Use as a Swift Package

...is not supported. In theory we could make this work through the use of a custom pkg-config file and requiring clients to set PKG_CONFIG_PATH (or install the Rust build products), but since Signal itself does not use this configuration it's considered extra maintenance burden. Development as a package is supported as a lightweight convenience (as well as a cross-platform one), but the CocoaPods build is considered the canonical one.

Benchmarks

The package in Benchmarks is set up for relative benchmarking on a build machine (rather than on iOS devices). This is mostly interesting to test that the bridging layer is not imposing undue overhead. Best results will come from testing on an Apple Silicon Mac, since that's closest in system libraries to an iOS device.

  1. Build the Rust library using swift/build_ffi.sh --release.

  2. swift run -c release from within the swift/Benchmarks/ directory.

SwiftPM hides the executable in .build/release/, but you can find it there to run profiling tools on it.

Catalyst Support

Mac Catalyst is not supported by this repository, but we've done experiments with it in the past. Rust targets for Catalyst are still in tier 3 support, so we use the experimental -Zbuild-std flag to build the standard library.
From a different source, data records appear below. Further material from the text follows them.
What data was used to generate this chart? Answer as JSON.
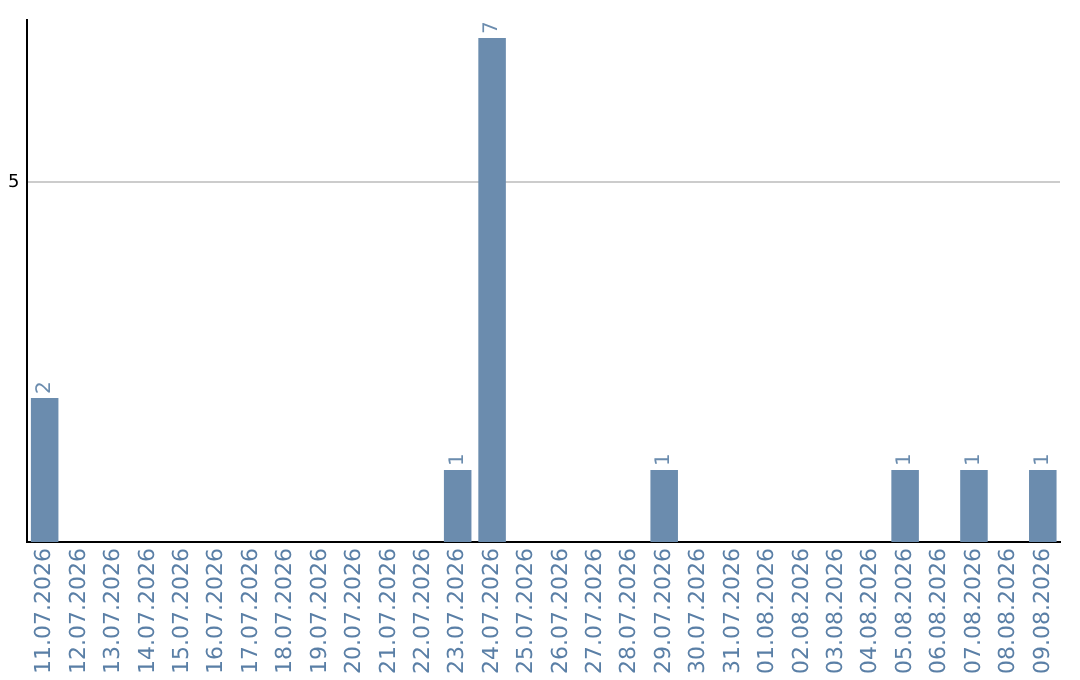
{
  "chart_data": {
    "type": "bar",
    "categories": [
      "11.07.2026",
      "12.07.2026",
      "13.07.2026",
      "14.07.2026",
      "15.07.2026",
      "16.07.2026",
      "17.07.2026",
      "18.07.2026",
      "19.07.2026",
      "20.07.2026",
      "21.07.2026",
      "22.07.2026",
      "23.07.2026",
      "24.07.2026",
      "25.07.2026",
      "26.07.2026",
      "27.07.2026",
      "28.07.2026",
      "29.07.2026",
      "30.07.2026",
      "31.07.2026",
      "01.08.2026",
      "02.08.2026",
      "03.08.2026",
      "04.08.2026",
      "05.08.2026",
      "06.08.2026",
      "07.08.2026",
      "08.08.2026",
      "09.08.2026"
    ],
    "values": [
      2,
      0,
      0,
      0,
      0,
      0,
      0,
      0,
      0,
      0,
      0,
      0,
      1,
      7,
      0,
      0,
      0,
      0,
      1,
      0,
      0,
      0,
      0,
      0,
      0,
      1,
      0,
      1,
      0,
      1
    ],
    "value_labels": [
      "2",
      null,
      null,
      null,
      null,
      null,
      null,
      null,
      null,
      null,
      null,
      null,
      "1",
      "7",
      null,
      null,
      null,
      null,
      "1",
      null,
      null,
      null,
      null,
      null,
      null,
      "1",
      null,
      "1",
      null,
      "1"
    ],
    "color": "#6b8cae",
    "ylim": [
      0,
      7.25
    ],
    "yticks": [
      5
    ],
    "grid": "y",
    "legend": false
  }
}
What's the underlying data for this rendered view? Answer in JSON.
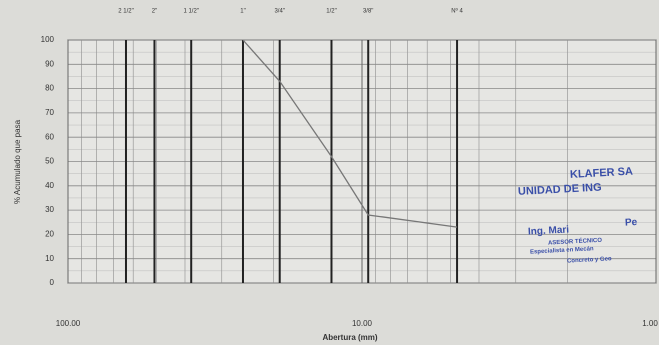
{
  "chart_data": {
    "type": "line",
    "log_x": true,
    "y_label": "% Acumulado que pasa",
    "x_label": "Abertura (mm)",
    "x": [
      25.4,
      19.05,
      12.7,
      9.525,
      4.75
    ],
    "values": [
      100,
      83,
      52,
      28,
      23
    ],
    "color": "#777777",
    "xlim": [
      100,
      1
    ],
    "ylim": [
      0,
      100
    ],
    "xticks": [
      {
        "value": 100,
        "label": "100.00"
      },
      {
        "value": 10,
        "label": "10.00"
      },
      {
        "value": 1,
        "label": "1.00"
      }
    ],
    "xminor": [
      90,
      80,
      70,
      60,
      50,
      40,
      30,
      20,
      9,
      8,
      7,
      6,
      5,
      4,
      3,
      2
    ],
    "yticks": [
      0,
      10,
      20,
      30,
      40,
      50,
      60,
      70,
      80,
      90,
      100
    ],
    "yminor": [
      5,
      15,
      25,
      35,
      45,
      55,
      65,
      75,
      85,
      95
    ],
    "grid": true,
    "sieves": [
      {
        "value": 63.5,
        "label": "2 1/2\""
      },
      {
        "value": 50.8,
        "label": "2\""
      },
      {
        "value": 38.1,
        "label": "1 1/2\""
      },
      {
        "value": 25.4,
        "label": "1\""
      },
      {
        "value": 19.05,
        "label": "3/4\""
      },
      {
        "value": 12.7,
        "label": "1/2\""
      },
      {
        "value": 9.525,
        "label": "3/8\""
      },
      {
        "value": 4.75,
        "label": "Nº 4"
      }
    ],
    "annotations": [
      "KLAFER SA",
      "UNIDAD DE ING",
      "Ing. Mari",
      "Pe",
      "ASESOR TÉCNICO",
      "Especialista en Mecán",
      "Concreto y Geo"
    ]
  }
}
In order to compile for Catalyst you will need to:

  • Install the standard library component with rustup component add rust-src
  • Add the --build-std flag to your build_ffi.sh invocation

There may be other issues. For example, at one point the cmake crate had trouble compiling for Catalyst; you can try downgrading to version 0.1.48 if that's affecting you.